I'm not sure I could call anyone a "current favorite". My permanent favorite, at least since the age of about 12-13 (43-44 years now) would be H. P. Lovecraft, to whom I return time and again.

But I do have one who is currently moving up from the "top ten" list to possibly bumping one of my 30+-year-standing list of "top four": James Branch Cabell. I've long meant to read his "magnum opus", "The Biography of the Life of Manuel" (18 volumes in the "definitive" edition; 25 in some other editions), but only over the past two years or so have determinedly set about doing so. Lately I've been going at them one after another; I'm on #11 right now (The Certain Hour). With each volume I become more and more impressed, not only with his writing itself (which is, simply put, exquisite; as he says in various places, the goal is "to write perfectly of beautiful things") but the themes and his development of these themes, as well as the generous heart which I would say informs his work. It has been a very long time since I did such a thing, but I have a suspicion that I just might end up finishing this set only to turn around and read the entire thing all over again.....
 
I'm not sure I could call anyone a "current favorite". My permanent favorite, at least since the age of about 12-13 (43-44 years now) would be H. P. Lovecraft, to whom I return time and again.

I've got Necronomicon on the shelf waiting to be opened, often thought I should try Lovecraft but still haven't managed to start, there always seems like there's something else more attractive waiting for me when I look to see what to start next. This is the one I have waiting:

http://www.amazon.co.uk/dp/0575081562/?tag=brite-21
 
But I do have one who is currently moving up from the "top ten" list to possibly bumping one of my 30+-year-standing list of "top four"...QUOTE]

Obviously it won't be Lovecraft who gets the bump, and I hope it won't be Tolkien! So: Ellison or Moorcock gets pushed off the raft? : )
 
Current favorite ... hmm, probably John Scalzi. Neal Gaiman a close second.

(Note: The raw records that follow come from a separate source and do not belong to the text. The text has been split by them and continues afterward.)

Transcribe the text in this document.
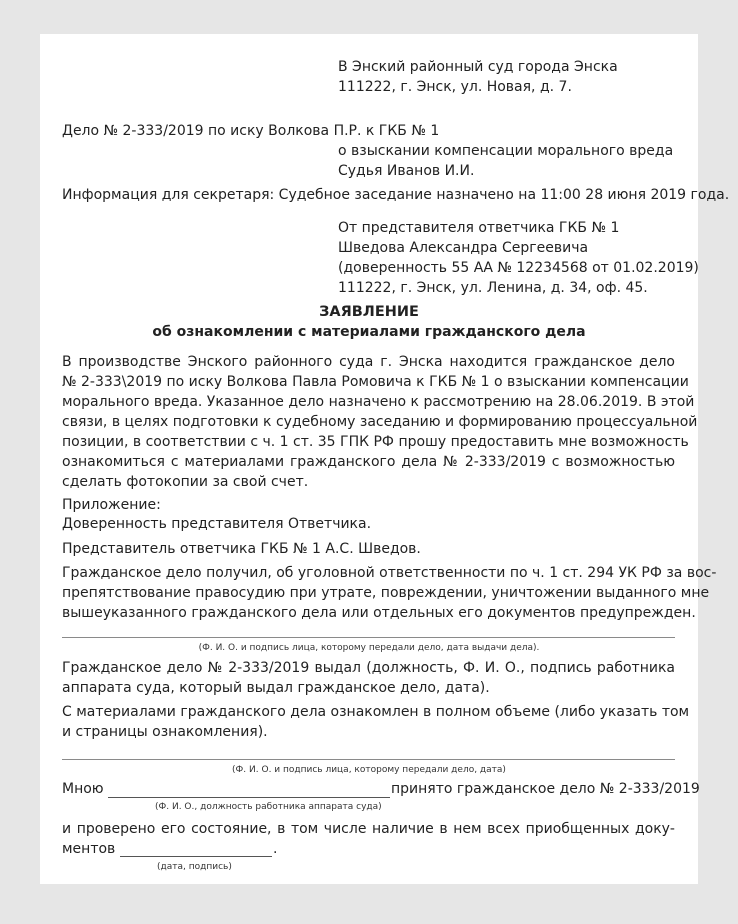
В Энский районный суд города Энска
111222, г. Энск, ул. Новая, д. 7.
Дело № 2-333/2019 по иску Волкова П.Р. к ГКБ № 1
о взыскании компенсации морального вреда
Судья Иванов И.И.
Информация для секретаря: Судебное заседание назначено на 11:00 28 июня 2019 года.
От представителя ответчика ГКБ № 1
Шведова Александра Сергеевича
(доверенность 55 АА № 12234568 от 01.02.2019)
111222, г. Энск, ул. Ленина, д. 34, оф. 45.
ЗАЯВЛЕНИЕ
об ознакомлении с материалами гражданского дела
В производстве Энского районного суда г. Энска находится гражданское дело
№ 2-333\2019 по иску Волкова Павла Ромовича к ГКБ № 1 о взыскании компенсации
морального вреда. Указанное дело назначено к рассмотрению на 28.06.2019. В этой
связи, в целях подготовки к судебному заседанию и формированию процессуальной
позиции, в соответствии с ч. 1 ст. 35 ГПК РФ прошу предоставить мне возможность
ознакомиться с материалами гражданского дела № 2-333/2019 с возможностью
сделать фотокопии за свой счет.
Приложение:
Доверенность представителя Ответчика.
Представитель ответчика ГКБ № 1 А.С. Шведов.
Гражданское дело получил, об уголовной ответственности по ч. 1 ст. 294 УК РФ за вос-
препятствование правосудию при утрате, повреждении, уничтожении выданного мне
вышеуказанного гражданского дела или отдельных его документов предупрежден.
(Ф. И. О. и подпись лица, которому передали дело, дата выдачи дела).
Гражданское дело № 2-333/2019 выдал (должность, Ф. И. О., подпись работника
аппарата суда, который выдал гражданское дело, дата).
С материалами гражданского дела ознакомлен в полном объеме (либо указать том
и страницы ознакомления).
(Ф. И. О. и подпись лица, которому передали дело, дата)
Мною	принято гражданское дело № 2-333/2019
(Ф. И. О., должность работника аппарата суда)
и проверено его состояние, в том числе наличие в нем всех приобщенных доку-
ментов	.
(дата, подпись)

All Time favorite: Philip K. Dick, followed by Ursula K LeGuin, Cordwainer Smith, Gene Wolfe, Ray Bradbury, Theodore Sturgeon, J.G. Ballard.
 
I've got Necronomicon on the shelf waiting to be opened, often thought I should try Lovecraft but still haven't managed to start, there always seems like there's something else more attractive waiting for me when I look to see what to start next. This is the one I have waiting:

http://www.amazon.co.uk/dp/0575081562/?tag=brite-21
Physically speaking, it's a lovely book... but textually, it's something of a mess. I won't go into details here, but there a LOT of problems with the actual texts of that collection, sadly....

Lovecraft is best taken when one is in the proper mood, at least for the first time. After that, it varies from person to person.
 
Obviously it won't be Lovecraft who gets the bump, and I hope it won't be Tolkien! So: Ellison or Moorcock gets pushed off the raft? : )

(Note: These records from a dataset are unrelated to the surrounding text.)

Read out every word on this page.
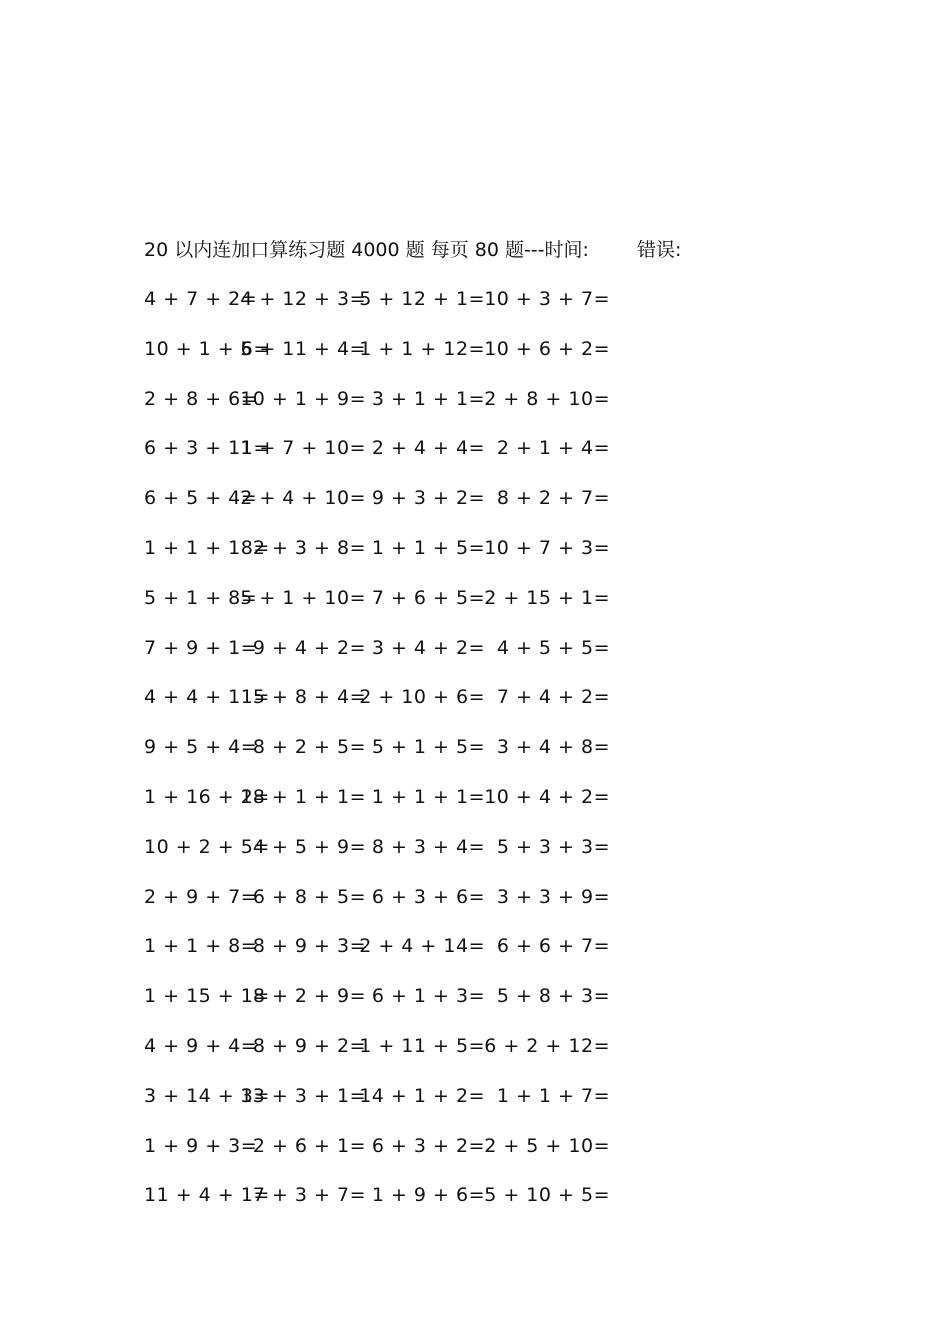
20 以内连加口算练习题 4000 题 每页 80 题---时间:	错误:
4 + 7 + 2=
4 + 12 + 3=
5 + 12 + 1= 10 + 3 + 7=
10 + 1 + 6=
5 + 11 + 4=
1 + 1 + 12= 10 + 6 + 2=
2 + 8 + 6=
10 + 1 + 9= 3 + 1 + 1= 2 + 8 + 10=
6 + 3 + 11=
1 + 7 + 10= 2 + 4 + 4= 2 + 1 + 4=
6 + 5 + 4=
2 + 4 + 10= 9 + 3 + 2= 8 + 2 + 7=
1 + 1 + 18=
2 + 3 + 8= 1 + 1 + 5= 10 + 7 + 3=
5 + 1 + 8=
5 + 1 + 10= 7 + 6 + 5= 2 + 15 + 1=
7 + 9 + 1=
9 + 4 + 2= 3 + 4 + 2= 4 + 5 + 5=
4 + 4 + 11=
5 + 8 + 4=
2 + 10 + 6= 7 + 4 + 2=
9 + 5 + 4=
8 + 2 + 5= 5 + 1 + 5= 3 + 4 + 8=
1 + 16 + 2=
18 + 1 + 1= 1 + 1 + 1= 10 + 4 + 2=
10 + 2 + 5=
4 + 5 + 9= 8 + 3 + 4= 5 + 3 + 3=
2 + 9 + 7=
6 + 8 + 5= 6 + 3 + 6= 3 + 3 + 9=
1 + 1 + 8=
8 + 9 + 3=
2 + 4 + 14= 6 + 6 + 7=
1 + 15 + 1=
8 + 2 + 9= 6 + 1 + 3= 5 + 8 + 3=
4 + 9 + 4=
8 + 9 + 2=
1 + 11 + 5= 6 + 2 + 12=
3 + 14 + 3=
13 + 3 + 1=
14 + 1 + 2= 1 + 1 + 7=
1 + 9 + 3=
2 + 6 + 1= 6 + 3 + 2= 2 + 5 + 10=
11 + 4 + 1=
7 + 3 + 7= 1 + 9 + 6= 5 + 10 + 5=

Hard to say. It may be that I have a "tie" position. Possibly Ellison, though it would be near thing. The more of his (Cabell's) work I read, the more impressed I am with him in a number of ways. I'm posting another quotation from one of them in that thread about him, a passage I came across last night, and which came, in the midst of a novel which has typically used an ironic tone as something of a "distancing" technique, as something of a jolt... and, I think, is beautifully done....
 
My current favourites are Alastair Reynolds and Patrick O'Brian. I've (finally!) got into them over the past couple of years and am thoroughly enjoying catching up with their work. I'm certain they'll both rank among my all-time favourites. Lois McMaster Bujold and C J Cherryh are bubbling under at the moment.
 
Current favourite is Adam Roberts, who doesn't seem to get much love for some reason.